MEET CHINA`S TRADING PARTNERS
China is now the world’s second largest economy and one of the leaders in global trade. Creating a mark in the global market, in 2013, the Asian country once overtook the United States as the biggest trading country in the world. Also, China’s trading volume has also hit a record high of $4.16 trillion. Now, let us introduce China’s leading trading partners.
Despite the disputes over several issues, including the South China Sea and cyberattacks to and fro, the United States is the country’s biggest trading partner with $17.419 trillion. In 2014, the total value of bilateral trade between the two nations was $590.4 billion, with US imports from China at $466.7 billion and US exports to China at $123.7 billion.
The bilateral trade surplus which China operates with the United States may be aggravated by the former’s economic slowdown caused by the yuan devaluation in August. A sluggish Chinese economy is not only tantamount to weaker demand for American goods, but can also increase US imports from China.
As of last year, the top three exports from the US to China were fruit, grain, seed, and the like ($14.9 billion); unidentified commodities ($14.9 billion); and other vehicles ($13.3 billion).
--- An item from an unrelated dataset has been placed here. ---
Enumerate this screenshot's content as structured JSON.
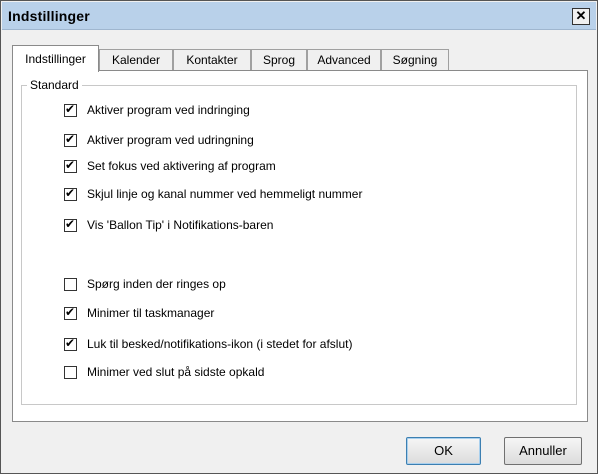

The top three imports from China include electrical and electronic equipment ($127.11 billion); machinery, boilers, nuclear reactors, etc. ($105.3 billion); and furniture, lightning, prefabricated buildings, and signs ($25.5 billion).
We are not surprised this country is included in the list, as the city is China’s second biggest trade partner with $290.9 billion. Last year, the bilateral trade between the two regions was $568.7 billion, with HK imports from China at $268.3 billion and HK exports to China at $300.4 billion.
Hong Kong’s economy, with approximately 57% of its total exports to China and around 45% of its total imports from China, is really with China’s economic slowdown, which will eventually affect the city’s economy in the long run.
As of 2014, the top three exports to China are electrical and electronic equipment ($151.9); coins, metals, pearls, precious stones, etc. ($50.1 billion); and boilers, machinery, nuclear reactors, etc. ($44.7 billion). The leading imports from China include electrical and electronic equipment ($135.6 billion), boilers, machinery, nuclear reactors, etc. ($39 billion); and metals, pearls, precious stones, etc. ($19.1 billion).
Again, we are not shocked Japan is China’s third biggest trading partner with $4.6 trillion. As of last year, the total value of bilateral trade between them was $306.7 billion, with Japanese imports from China at $181.7 billion and Japanese exports to China at $125 billion.
Japan also feels the aftermath of China’s slowdown, as its exports declined by 4.6% in August. Even though exports to the United States are improving, overall exports slowed for two straight months. Japan is still expecting a recovery from 2014 recession. However, some Japanese officials feared the recovery could be deferred as Chinese economy remains weaker than expected.